Documenting repo best practices and requirements

Context: A team was having trouble getting pylint working correctly for an Open edX repo. After some time trying to get it work, the owning team decided it was not a high enough priority, and left it disabled.

After some discussion, some of us think that using linting (edx-lint for example) is currently an undocumented requirement for repos. There may be other undocumented requirements (or general best practices). Or, maybe not everyone would agree on what is required.

Proposal: Create an OEP on Repo Health Best Practices (name could change) that documents requirements at a minimum, and potentially some optional recommended best practices. Anything large enough could be its own OEP. Existing examples, like conventional commits and dependency management, could be listed and cross-referenced.

Additionally, the existing cookie-cutter and repo health tooling might provide useful background for writing this OEP.

Does anyone think this OEP should appear in a different form or place? Then we just need to find someone to put it together, or we (or I) could create a very light-weight one that starts with these few details and can be iterated on over time.

2 Likes

I think it would be great to codify these expectations. I had started a wiki page some time ago, with expectations, but at a slightly different level than “pylint”: https://openedx.atlassian.net/wiki/spaces/COMM/pages/1475084709/Requirements+for+public+repos

One of the challenges here is balancing team autonomy with community expectations. Do we say you must having linting, or could there be a reason why a repo has none? If using linting in a Python repo, must it be pylint, or would pyflakes be OK? If it’s pylint, must you use the shared pylintrc or can you have your own rules?

Thanks @nedbat.

Your Confluence page is a good start. Do you agree that this should be an OEP, or are you proposing that the Confluence page is the right solution and just needs to be updated?

For linting, here is a potential outline which represents my (our?) thinking:

  • Linting helps automate certain type of feedback to get consistency in code and to reduce the burden of reviewers. For this reason, it should be used where possible.
  • For certain languages, we have required linting:
    • Python: Pylint is required, using the shared pylintrc. Local tweaks are acceptable. (Available in cookie-cutter.)
    • Javascript: …
  • Experimenting with alternative tools is acceptable where required, but should ultimately lead to updates to this OEP explaining when and why to use each tool.

I strongly agree that this codification belongs in an OEP. This strikes me as particularly the type of standard an OEP is meant to codify: something that affects the community at large that we want to record and get wide consensus on.
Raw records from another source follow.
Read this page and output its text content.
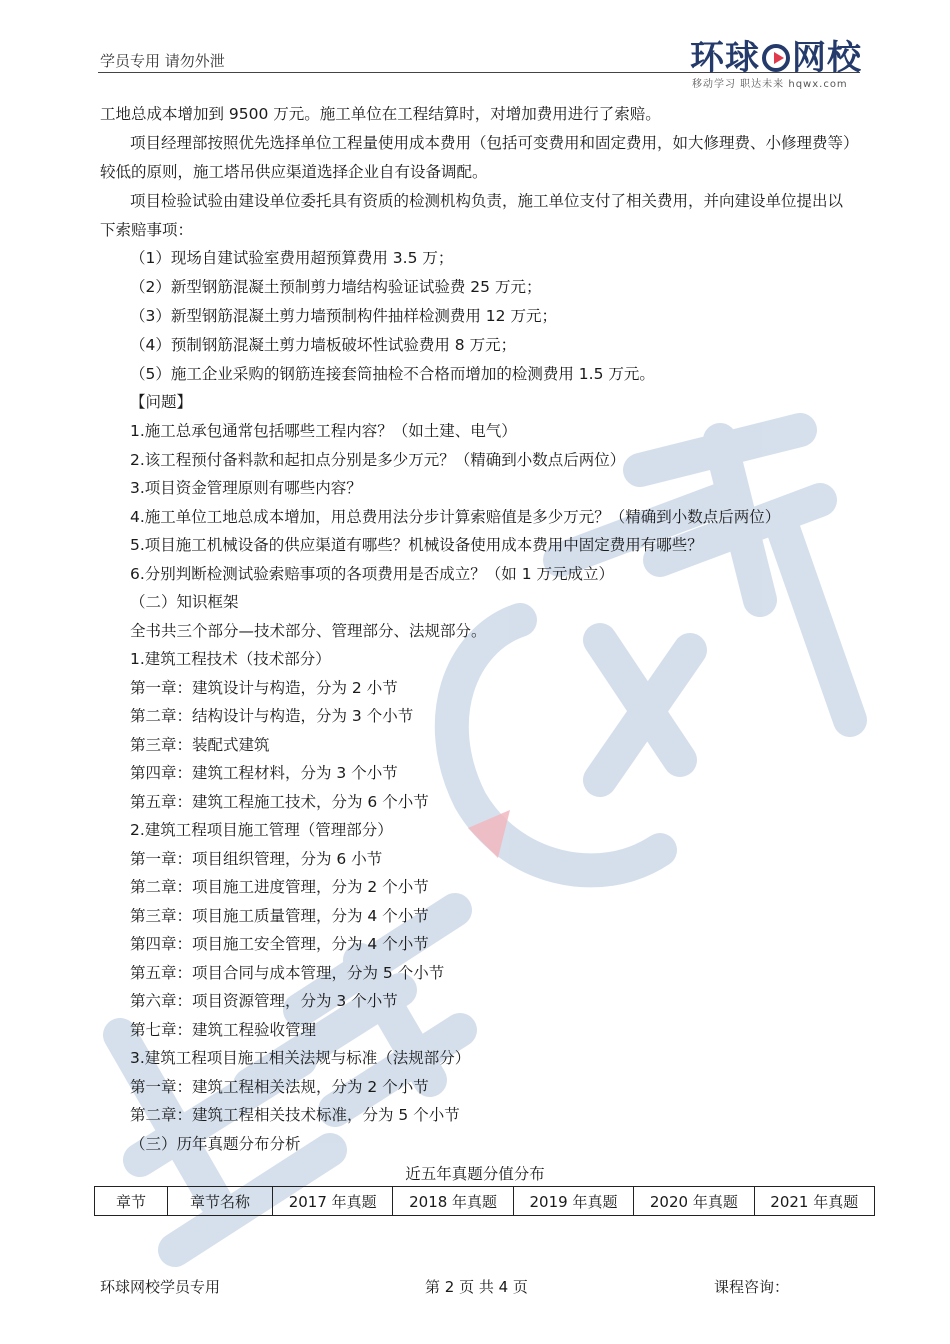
学员专用 请勿外泄	环球 网校
移动学习 职达未来 hqwx.com
工地总成本增加到 9500 万元。施工单位在工程结算时，对增加费用进行了索赔。
项目经理部按照优先选择单位工程量使用成本费用（包括可变费用和固定费用，如大修理费、小修理费等）
较低的原则，施工塔吊供应渠道选择企业自有设备调配。
项目检验试验由建设单位委托具有资质的检测机构负责，施工单位支付了相关费用，并向建设单位提出以
下索赔事项：
（1）现场自建试验室费用超预算费用 3.5 万；
（2）新型钢筋混凝土预制剪力墙结构验证试验费 25 万元；
（3）新型钢筋混凝土剪力墙预制构件抽样检测费用 12 万元；
（4）预制钢筋混凝土剪力墙板破坏性试验费用 8 万元；
（5）施工企业采购的钢筋连接套筒抽检不合格而增加的检测费用 1.5 万元。
【问题】
1.施工总承包通常包括哪些工程内容？（如土建、电气）
2.该工程预付备料款和起扣点分别是多少万元？（精确到小数点后两位）
3.项目资金管理原则有哪些内容？
4.施工单位工地总成本增加，用总费用法分步计算索赔值是多少万元？（精确到小数点后两位）
5.项目施工机械设备的供应渠道有哪些？机械设备使用成本费用中固定费用有哪些？
6.分别判断检测试验索赔事项的各项费用是否成立？（如 1 万元成立）
（二）知识框架
全书共三个部分—技术部分、管理部分、法规部分。
1.建筑工程技术（技术部分）
第一章：建筑设计与构造，分为 2 小节
第二章：结构设计与构造，分为 3 个小节
第三章：装配式建筑
第四章：建筑工程材料，分为 3 个小节
第五章：建筑工程施工技术，分为 6 个小节
2.建筑工程项目施工管理（管理部分）
第一章：项目组织管理，分为 6 小节
第二章：项目施工进度管理，分为 2 个小节
第三章：项目施工质量管理，分为 4 个小节
第四章：项目施工安全管理，分为 4 个小节
第五章：项目合同与成本管理，分为 5 个小节
第六章：项目资源管理，分为 3 个小节
第七章：建筑工程验收管理
3.建筑工程项目施工相关法规与标准（法规部分）
第一章：建筑工程相关法规，分为 2 个小节
第二章：建筑工程相关技术标准，分为 5 个小节
（三）历年真题分布分析
近五年真题分值分布
章节	章节名称	2017 年真题	2018 年真题	2019 年真题	2020 年真题	2021 年真题
环球网校学员专用	第 2 页 共 4 页	课程咨询：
I support this. Another area that I think could benefit from standardization is a minimum set of make targets. Being able to trust that repos expose basic targets like make push_translations, make test, make quality, etc would open up a lot of power for cross-repo tools.

In addition to being useful background, I could see the OEP making directives towards those tools, a la “the cookie-cutters must generate repositories that follow all of these best practices” and “these best practices must be evaluated using the repo health tools, when possible”.

I do think we should leave room for team autonomy. I think it’s worth having levels of flexibility here depending on how critical we find each guideline. Hypothetically, the OEP could say something like:

  • All Python repos in the openedx GitHub organization must run a static analysis tool against pull requests.
    • By default, pylint in conjunction with edx-lint should be used.
    • A repository may choose drop pylint + edx-lint in favor of another static analysis setup if it provides an ADR documenting the decision.

That way we’d establish a baseline (you need linting) but allow for flexibility provided that the decision is recorded.

It is worth noting that this OEP would be directed against repos in the openedx GitHub org (I assume). Unless edX wanted to declare that the OEP applied to their own org too, edX teams would still have the autonomy to work however they wanted within the edx GitHub org.

Thanks Kyle. Agree with most of what you wrote.

In terms of scope, I’d rather use the more vague language of “Open edX repos”, rather than the more specific language of “repos in the openedx org”. Why would you want to shrink the scope?

  1. Hopefully it is obvious that the “openedx” org contains Open edX repos.
  2. There is still work to be done to determine where and when a repo is public and used for Open edX, but lives in a different org. The repo eduNEXT/openedx-events is a good example. Although it is likely to move at some point, I wouldn’t want linting to have to be added at the time of moving.
  3. It is more likely that this OEP would be enforced for repos in the “openedx” org, but if I were using a repo (like eduNEXT/openedx-events) that didn’t yet follow this OEP, I’d like to be able to point to this OEP.

Regarding standard make targets, I think it is a fine idea. However, from a process perspective, I think it might make sense to try to land this OEP more quickly with anything that is less hotly debated. Maybe that makes the cut, but if not, should move to a separate OEP.

For make targets, or linting, we could also consider making ADRs underneath this OEP. We’ve done that in the past. I don’t think we need each mini-topic to bubble up to a new top-level OEP, and this would still enable some organization to the OEP. This is a minor idea that I am not wed to at all, but just throwing it out there.

1 Like

Oops, I meant to say: an OEP is the right place for this, yes.